In preclinical studies, BGB-43395 demonstrated CDK4 potency, robust pharmacodynamic target engagement, and strong antitumor activity, including in models resistant to CDK4/6 inhibitors, and is currently being evaluated clinically as monotherapy and in combination with endocrine therapy (NCT06120283).1

Key preclinical findings include1:

  • Subnanomolar biochemical potency against CDK4 (IC50 = 0.9 nM) with high selectivity over CDK6 and other CDKs
  • More potent inhibition of RB1 phosphorylation (pRB1-S780) compared with approved CDK4/6 inhibitors and the investigational CDK4 inhibitor atirmociclib
  • Dose-dependent antiproliferative activity across multiple HR+/HER2- breast cancer cell lines and in vivo xenograft models

Safety and efficacy have not been established for investigational products and/or uses. The clinical relevance of nonclinical data has not been established.

CDK4, cyclin-dependent kinase 4; CDK6, cyclin-dependent kinase 6; HER2-, human epidermal growth factor receptor 2 negative; HR+, hormone receptor positive; IC50, half-maximal inhibitory concentration; pRB1, phosphorylated retinoblastoma protein 1; (RB1, retinoblastoma protein 1.

References

  1. Zhu H, et al. Presented at: the San Antonio Breast Cancer Symposium (SABCS); December 10-13, 2024; San Antonio, TX. Poster #P4-10-06
  2. Yap TA, et al. Presented at: the San Antonio Breast Cancer Symposium; December 10-13, 2024; San Antonio, TX. Poster #P4-10-20.

Mechanism of Action

CDK4 and CDK6, in complex with cyclin D, are key regulators of the G1/S cell cycle transition, phosphorylating the Rb to release E2F transcription factors and drive cell cycle progression.1

Treatment with CDK4/6 inhibitors and endocrine therapy has improved outcomes in HR+/HER2- breast cancer.2 However, dual CDK4/6 inhibitors (eg, palbociclib, ribociclib, abemaciclib) are associated with dose-limiting neutropenia, often requiring treatment interruptions or dose reductions that limit sustained CDK4/6 suppression.3

Neutropenia is associated with CDK6 inhibition as CDK6 has additional roles as a transcriptional regulator and activator of hematopoietic stem cells (HSCs).1 Selective CDK4 inhibition may be a way to avoid this adverse event.

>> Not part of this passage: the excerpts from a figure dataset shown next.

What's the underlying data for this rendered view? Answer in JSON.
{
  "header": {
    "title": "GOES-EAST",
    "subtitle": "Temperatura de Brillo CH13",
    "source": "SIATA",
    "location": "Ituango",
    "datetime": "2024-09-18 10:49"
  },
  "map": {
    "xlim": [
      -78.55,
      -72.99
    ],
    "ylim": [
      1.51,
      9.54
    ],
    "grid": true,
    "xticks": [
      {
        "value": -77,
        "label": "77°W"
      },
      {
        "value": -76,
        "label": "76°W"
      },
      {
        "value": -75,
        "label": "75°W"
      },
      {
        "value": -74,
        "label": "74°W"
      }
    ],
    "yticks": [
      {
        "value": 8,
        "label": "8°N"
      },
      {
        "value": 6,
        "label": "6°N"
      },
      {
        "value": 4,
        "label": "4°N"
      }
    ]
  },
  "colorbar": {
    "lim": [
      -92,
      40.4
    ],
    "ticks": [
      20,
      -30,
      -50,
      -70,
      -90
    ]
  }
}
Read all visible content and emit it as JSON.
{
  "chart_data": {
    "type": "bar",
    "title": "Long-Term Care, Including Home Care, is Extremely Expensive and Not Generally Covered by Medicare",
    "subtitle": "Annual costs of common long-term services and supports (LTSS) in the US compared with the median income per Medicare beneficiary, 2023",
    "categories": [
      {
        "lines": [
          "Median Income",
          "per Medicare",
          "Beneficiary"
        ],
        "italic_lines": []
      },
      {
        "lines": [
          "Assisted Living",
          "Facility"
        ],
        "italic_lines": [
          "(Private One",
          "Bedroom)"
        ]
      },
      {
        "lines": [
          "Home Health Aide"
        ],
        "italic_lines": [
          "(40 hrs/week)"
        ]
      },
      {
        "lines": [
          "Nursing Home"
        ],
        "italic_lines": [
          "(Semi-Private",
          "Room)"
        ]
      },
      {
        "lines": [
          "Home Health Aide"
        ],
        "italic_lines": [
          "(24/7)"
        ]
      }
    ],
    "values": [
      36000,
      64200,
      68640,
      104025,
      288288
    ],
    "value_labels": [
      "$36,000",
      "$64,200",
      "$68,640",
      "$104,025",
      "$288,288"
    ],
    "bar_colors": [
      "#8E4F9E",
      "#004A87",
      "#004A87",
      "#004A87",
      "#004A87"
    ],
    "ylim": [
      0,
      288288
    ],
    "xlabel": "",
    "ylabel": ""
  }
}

BGB-43395 selectively inhibits CDK4/cyclin D activity, leading to potent suppression of Rb phosphorylation, induction of G1 cell cycle arrest, and cellular senescence in CDK4-dependent tumor cells in vitro.4

CDK4, cyclin-dependent kinase 4; CDK6, cyclin-dependent kinase 6; E2F, eukaryotic transcription factor family; HER2-, human epidermal growth factor receptor 2 negative; HR+, hormone receptor positive; HSC, hematopoietic stem cell; Rb, retinoblastoma protein.

References

  1. Maurer B, et al. Haematologica. 2021;106(10):2624-2632
  2. Lindeman G, et al. Clin Cancer Res. 2026;32(Suppl_4):Ps5-07-29
  3. Thill M, et al. Ther Adv Med Oncol. 2018;10:1-12.
  4. Zhu H, et al. Presented at: the San Antonio Breast Cancer Symposium (SABCS); December 10-13, 2024; San Antonio, TX. Poster #P4-10-06.